- Born: September 20, 1921 Şağan, near Baku, Azerbaijan SSR
- Died: March 5, 2008 (aged 86) Baku, Azerbaijan
- Education: Baku State University
- Awards: Shohrat Order
- Scientific career
- Fields: astronomy, celestial mechanics
- Workplaces: Institute of Physics and Mathematics (Academy of Sciences of the Azerbaijan SSR) Shamakhi Astrophysical Observatory

= Hajibey Sultanov =

Hajibey Farajulla oglu Sultanov (Hacıbəy Fərəculla oğlu Sultanov, 20 September 1921 – 5 March 2008) was an Azerbaijani astronomer and former head of the Shamakhy Astrophysical Observatory. Sultanov's main works tackle celestial mechanics and the genesis of the Solar System, as well as the origin, structure, and evolution of the asteroid belt and minor planets.

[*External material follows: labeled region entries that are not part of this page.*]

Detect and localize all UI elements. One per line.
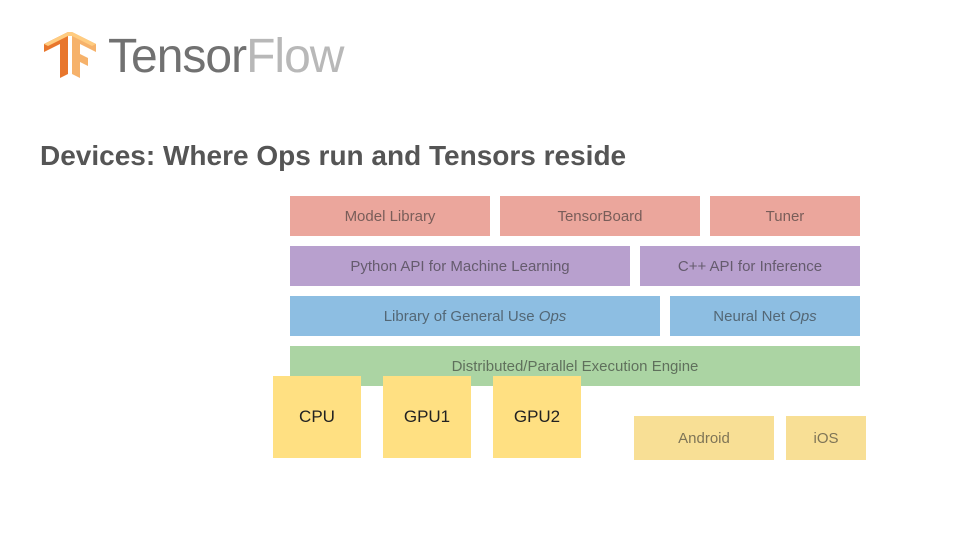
logo-word-flow: Flow	[246, 30, 343, 83]
box-python-api: Python API for Machine Learning	[290, 246, 630, 286]
device-gpu2: GPU2	[493, 376, 581, 458]
box-neural-ops: Neural Net Ops	[670, 296, 860, 336]
box-cpp-api: C++ API for Inference	[640, 246, 860, 286]
logo-text: TensorFlow	[108, 29, 343, 84]
tensorflow-logo-icon	[40, 26, 100, 86]
box-tensorboard: TensorBoard	[500, 196, 700, 236]
text-neural-ops-em: Ops	[789, 308, 817, 325]
row-apis: Python API for Machine Learning C++ API …	[290, 246, 860, 286]
box-general-ops: Library of General Use Ops	[290, 296, 660, 336]
platforms-row: Android iOS	[634, 416, 866, 460]
box-tuner: Tuner	[710, 196, 860, 236]
row-apps: Model Library TensorBoard Tuner	[290, 196, 860, 236]
logo-word-tensor: Tensor	[108, 30, 246, 83]
slide-title: Devices: Where Ops run and Tensors resid…	[40, 140, 626, 172]
devices-overlay: CPU GPU1 GPU2	[273, 376, 581, 458]
text-neural-ops-prefix: Neural Net	[713, 308, 789, 325]
platform-android: Android	[634, 416, 774, 460]
box-model-library: Model Library	[290, 196, 490, 236]
device-gpu1: GPU1	[383, 376, 471, 458]
text-general-ops-prefix: Library of General Use	[384, 308, 539, 325]
architecture-stack: Model Library TensorBoard Tuner Python A…	[290, 196, 860, 396]
tensorflow-logo: TensorFlow	[40, 26, 343, 86]
device-cpu: CPU	[273, 376, 361, 458]
row-ops: Library of General Use Ops Neural Net Op…	[290, 296, 860, 336]
platform-ios: iOS	[786, 416, 866, 460]
text-general-ops-em: Ops	[539, 308, 567, 325]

Sultanov was a member of the International Astronomical Union and European Astronomical Society.

==Early life==
Sultanov graduated from the faculty of physics and mathematics at the Baku State University in 1942 and fought on the Eastern Front of World War II. For his military service, Sultanov was awarded the Order of the Patriotic War, and medals For Courage, For the Defence of the Caucasus, For the Liberation of Prague and For the Victory over Germany in the Great Patriotic War 1941–1945.

==Academia==
Having demobilized from the military in 1946, Sultanov began his scientific work in the Baku State University and completed postgraduate studies. Sultanov initially worked in the Institute of Physics and Mathematics of the Academy of Sciences of the Azerbaijan SSR. From 1953, Sultanov managed the planning and construction of the telescope at the Shamakhi Astrophysical Observatory. In 1953, he became the head of the newly established Astrophysics Department at that academy. In 1976–81, Sultanov was the vice president of the Academy of Sciences of the Azerbaijan SSR. Sultanov was also the head of the Shamakhi Astrophysical Observatory. Sultanov developed the hypothesis that a ring of minor planets formed as a result of successive disintegrations of few larger primary bodies that emerged at the beginning of the evolution of protoplanetary material. In 2004, Sultanov was awarded Shohrat Order for the advancement of Azerbaijani science.

Sultanov died during a fire in the administrative building of the Shamakhi Observatory in Baku on March 5, 2008.